Hochant la tête, la fillette ne comprenait pas tout, juste qu’elle allait devenir Latha. Qu’est-ce que cela voulait dire ? Trop petite pour réfléchir plus, elle se laissa entraîner par Rebecca, sa grand-mère qui ne l’était pas vraiment. Elle entendit cette dernière murmurer, les dents serrées, une seule phrase avant d’aborder les contrôleurs.

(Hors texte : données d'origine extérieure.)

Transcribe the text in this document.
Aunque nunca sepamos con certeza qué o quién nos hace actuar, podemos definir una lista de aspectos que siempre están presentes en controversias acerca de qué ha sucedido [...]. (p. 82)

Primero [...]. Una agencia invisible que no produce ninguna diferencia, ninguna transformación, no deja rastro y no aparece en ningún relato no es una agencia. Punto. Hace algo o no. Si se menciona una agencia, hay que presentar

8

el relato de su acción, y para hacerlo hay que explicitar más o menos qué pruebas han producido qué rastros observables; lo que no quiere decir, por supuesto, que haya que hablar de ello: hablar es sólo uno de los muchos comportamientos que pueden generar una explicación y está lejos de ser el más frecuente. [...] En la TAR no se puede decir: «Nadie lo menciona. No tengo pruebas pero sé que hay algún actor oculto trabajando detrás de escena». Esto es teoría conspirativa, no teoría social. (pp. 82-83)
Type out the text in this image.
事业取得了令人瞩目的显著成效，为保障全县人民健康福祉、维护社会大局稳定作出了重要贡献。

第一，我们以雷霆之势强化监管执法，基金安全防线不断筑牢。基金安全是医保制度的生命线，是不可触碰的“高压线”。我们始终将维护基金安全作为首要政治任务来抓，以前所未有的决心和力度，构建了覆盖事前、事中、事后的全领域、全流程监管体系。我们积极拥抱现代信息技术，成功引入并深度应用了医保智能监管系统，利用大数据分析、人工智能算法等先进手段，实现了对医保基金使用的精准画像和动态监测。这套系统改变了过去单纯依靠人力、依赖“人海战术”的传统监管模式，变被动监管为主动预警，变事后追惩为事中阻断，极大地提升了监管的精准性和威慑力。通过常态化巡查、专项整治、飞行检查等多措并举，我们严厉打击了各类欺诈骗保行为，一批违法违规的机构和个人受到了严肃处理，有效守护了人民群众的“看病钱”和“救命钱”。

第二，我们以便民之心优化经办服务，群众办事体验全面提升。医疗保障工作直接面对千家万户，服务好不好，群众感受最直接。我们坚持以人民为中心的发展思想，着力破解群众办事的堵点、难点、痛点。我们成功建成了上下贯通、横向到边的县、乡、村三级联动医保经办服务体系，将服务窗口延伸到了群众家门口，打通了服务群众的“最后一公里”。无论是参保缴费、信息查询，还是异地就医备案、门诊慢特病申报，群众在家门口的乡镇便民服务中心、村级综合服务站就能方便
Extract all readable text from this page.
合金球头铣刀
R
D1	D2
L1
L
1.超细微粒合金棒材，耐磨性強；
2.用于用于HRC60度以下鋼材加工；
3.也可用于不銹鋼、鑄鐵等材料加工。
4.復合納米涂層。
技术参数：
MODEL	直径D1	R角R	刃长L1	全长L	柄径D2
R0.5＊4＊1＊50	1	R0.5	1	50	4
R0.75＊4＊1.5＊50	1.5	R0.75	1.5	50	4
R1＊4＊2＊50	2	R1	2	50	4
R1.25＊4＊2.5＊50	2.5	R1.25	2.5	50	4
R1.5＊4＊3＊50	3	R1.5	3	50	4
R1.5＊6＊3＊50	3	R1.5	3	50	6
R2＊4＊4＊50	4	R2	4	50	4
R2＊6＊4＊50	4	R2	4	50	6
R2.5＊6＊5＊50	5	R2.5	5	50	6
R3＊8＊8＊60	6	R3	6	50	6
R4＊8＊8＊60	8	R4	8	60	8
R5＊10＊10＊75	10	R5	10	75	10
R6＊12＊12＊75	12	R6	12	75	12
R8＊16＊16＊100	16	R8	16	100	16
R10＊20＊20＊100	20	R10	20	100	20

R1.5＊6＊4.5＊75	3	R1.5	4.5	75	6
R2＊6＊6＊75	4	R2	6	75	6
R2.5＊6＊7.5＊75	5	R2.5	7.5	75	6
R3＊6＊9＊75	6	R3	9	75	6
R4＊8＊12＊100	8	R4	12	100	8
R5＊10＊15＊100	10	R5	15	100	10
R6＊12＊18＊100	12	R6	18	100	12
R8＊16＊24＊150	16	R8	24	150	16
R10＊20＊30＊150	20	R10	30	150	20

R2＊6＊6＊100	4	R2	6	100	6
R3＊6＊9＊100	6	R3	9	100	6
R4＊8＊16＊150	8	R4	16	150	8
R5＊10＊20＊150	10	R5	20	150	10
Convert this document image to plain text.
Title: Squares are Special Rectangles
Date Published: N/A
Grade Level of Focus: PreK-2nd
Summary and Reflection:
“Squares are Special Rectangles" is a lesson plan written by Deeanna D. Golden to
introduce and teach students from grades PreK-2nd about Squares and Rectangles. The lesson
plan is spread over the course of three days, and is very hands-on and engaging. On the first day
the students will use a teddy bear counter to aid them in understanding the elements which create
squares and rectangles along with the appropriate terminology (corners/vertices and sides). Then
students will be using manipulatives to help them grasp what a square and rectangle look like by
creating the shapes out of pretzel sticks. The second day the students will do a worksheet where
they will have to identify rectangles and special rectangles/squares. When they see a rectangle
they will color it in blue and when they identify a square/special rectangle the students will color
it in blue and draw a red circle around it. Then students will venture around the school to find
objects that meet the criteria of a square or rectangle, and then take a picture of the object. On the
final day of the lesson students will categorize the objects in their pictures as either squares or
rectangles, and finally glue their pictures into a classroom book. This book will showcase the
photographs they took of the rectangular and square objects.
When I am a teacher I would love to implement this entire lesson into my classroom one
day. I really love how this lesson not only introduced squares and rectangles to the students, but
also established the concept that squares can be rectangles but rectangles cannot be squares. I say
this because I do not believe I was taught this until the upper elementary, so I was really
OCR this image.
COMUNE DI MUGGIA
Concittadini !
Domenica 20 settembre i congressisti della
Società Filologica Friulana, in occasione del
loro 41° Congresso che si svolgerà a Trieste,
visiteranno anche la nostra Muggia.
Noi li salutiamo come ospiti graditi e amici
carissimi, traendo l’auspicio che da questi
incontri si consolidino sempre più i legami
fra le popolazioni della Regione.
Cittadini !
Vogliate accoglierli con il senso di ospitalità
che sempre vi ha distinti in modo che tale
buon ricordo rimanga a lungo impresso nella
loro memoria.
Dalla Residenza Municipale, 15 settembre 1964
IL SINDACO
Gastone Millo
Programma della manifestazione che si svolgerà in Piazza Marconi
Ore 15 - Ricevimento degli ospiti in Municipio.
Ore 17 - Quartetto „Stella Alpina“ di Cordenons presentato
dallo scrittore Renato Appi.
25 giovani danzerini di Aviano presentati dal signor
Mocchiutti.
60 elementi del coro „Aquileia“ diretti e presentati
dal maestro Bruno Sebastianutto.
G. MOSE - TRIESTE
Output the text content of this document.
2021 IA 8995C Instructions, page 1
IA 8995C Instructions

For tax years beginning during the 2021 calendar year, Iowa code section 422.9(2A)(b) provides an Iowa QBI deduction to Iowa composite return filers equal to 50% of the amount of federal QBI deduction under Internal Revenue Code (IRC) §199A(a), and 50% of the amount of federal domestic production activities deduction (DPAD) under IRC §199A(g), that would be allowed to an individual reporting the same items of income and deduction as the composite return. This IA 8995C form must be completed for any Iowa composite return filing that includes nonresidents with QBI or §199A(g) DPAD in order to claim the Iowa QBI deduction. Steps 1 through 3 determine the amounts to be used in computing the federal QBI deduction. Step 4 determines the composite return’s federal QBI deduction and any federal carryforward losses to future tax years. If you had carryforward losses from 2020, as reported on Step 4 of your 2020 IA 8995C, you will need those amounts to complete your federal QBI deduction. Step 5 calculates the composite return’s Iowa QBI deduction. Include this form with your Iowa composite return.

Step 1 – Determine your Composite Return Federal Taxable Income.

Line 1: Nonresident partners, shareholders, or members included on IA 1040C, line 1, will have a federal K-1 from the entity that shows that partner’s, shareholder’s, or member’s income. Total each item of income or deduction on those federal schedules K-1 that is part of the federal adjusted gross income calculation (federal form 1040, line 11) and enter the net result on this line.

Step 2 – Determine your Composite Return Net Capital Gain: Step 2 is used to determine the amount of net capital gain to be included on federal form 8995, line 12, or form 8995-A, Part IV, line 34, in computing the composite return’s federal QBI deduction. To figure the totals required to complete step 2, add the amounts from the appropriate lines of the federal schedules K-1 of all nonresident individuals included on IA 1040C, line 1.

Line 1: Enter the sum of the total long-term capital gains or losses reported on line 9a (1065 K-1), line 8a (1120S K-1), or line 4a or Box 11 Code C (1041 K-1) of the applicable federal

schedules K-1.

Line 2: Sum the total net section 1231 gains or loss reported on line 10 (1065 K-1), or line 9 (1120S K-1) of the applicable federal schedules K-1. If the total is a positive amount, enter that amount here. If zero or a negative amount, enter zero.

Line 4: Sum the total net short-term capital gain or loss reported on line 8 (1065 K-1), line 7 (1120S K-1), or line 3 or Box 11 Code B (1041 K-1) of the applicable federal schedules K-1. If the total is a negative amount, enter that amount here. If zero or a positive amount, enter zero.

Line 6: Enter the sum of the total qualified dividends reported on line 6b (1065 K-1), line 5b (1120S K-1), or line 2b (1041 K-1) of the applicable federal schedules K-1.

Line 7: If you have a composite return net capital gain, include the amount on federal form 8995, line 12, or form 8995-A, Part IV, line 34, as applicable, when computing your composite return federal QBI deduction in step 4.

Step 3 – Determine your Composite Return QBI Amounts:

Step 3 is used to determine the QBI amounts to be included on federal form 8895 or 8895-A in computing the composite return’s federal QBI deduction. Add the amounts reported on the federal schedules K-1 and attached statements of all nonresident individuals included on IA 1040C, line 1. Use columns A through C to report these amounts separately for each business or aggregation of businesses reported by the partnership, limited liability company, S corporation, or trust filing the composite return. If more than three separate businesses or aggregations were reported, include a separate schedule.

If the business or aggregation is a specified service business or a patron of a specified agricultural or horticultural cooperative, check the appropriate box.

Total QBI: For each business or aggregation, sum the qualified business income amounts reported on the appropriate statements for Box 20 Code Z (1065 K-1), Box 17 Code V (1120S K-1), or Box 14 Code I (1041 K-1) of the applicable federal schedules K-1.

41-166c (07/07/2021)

« Moi vivante, jamais ils ne t’auront. »
Glossaire du chapitre :
Jier = l'équivalent d'environ deux années humaines
Mionaids = minutes
Dàuairs = cent-vingt minutes
Siaoidhches = six nuits (il y en a vingt-huit dans une saison)
Une nuit = douze dàuairs
Ofstân = Ville de l'hémisphère sud à proximité de la Passerelle
La Passerelle = seul passage entre le Sud et le Nord
Leeftyd = âgée / âge
Leig As = Familier de l'élément eau
Bibeò = nom d'un être détenant la capacité de capter les énergies l'entourant, il détient un réservoir de magie (très proche d'un homme physiquement et psychologiquement). Bithbeò est son pluriel.
Les mots étranges sont tirés du gaélique écossais et du frisson occidentale, bien que parfois je les ai légèrement modifiés.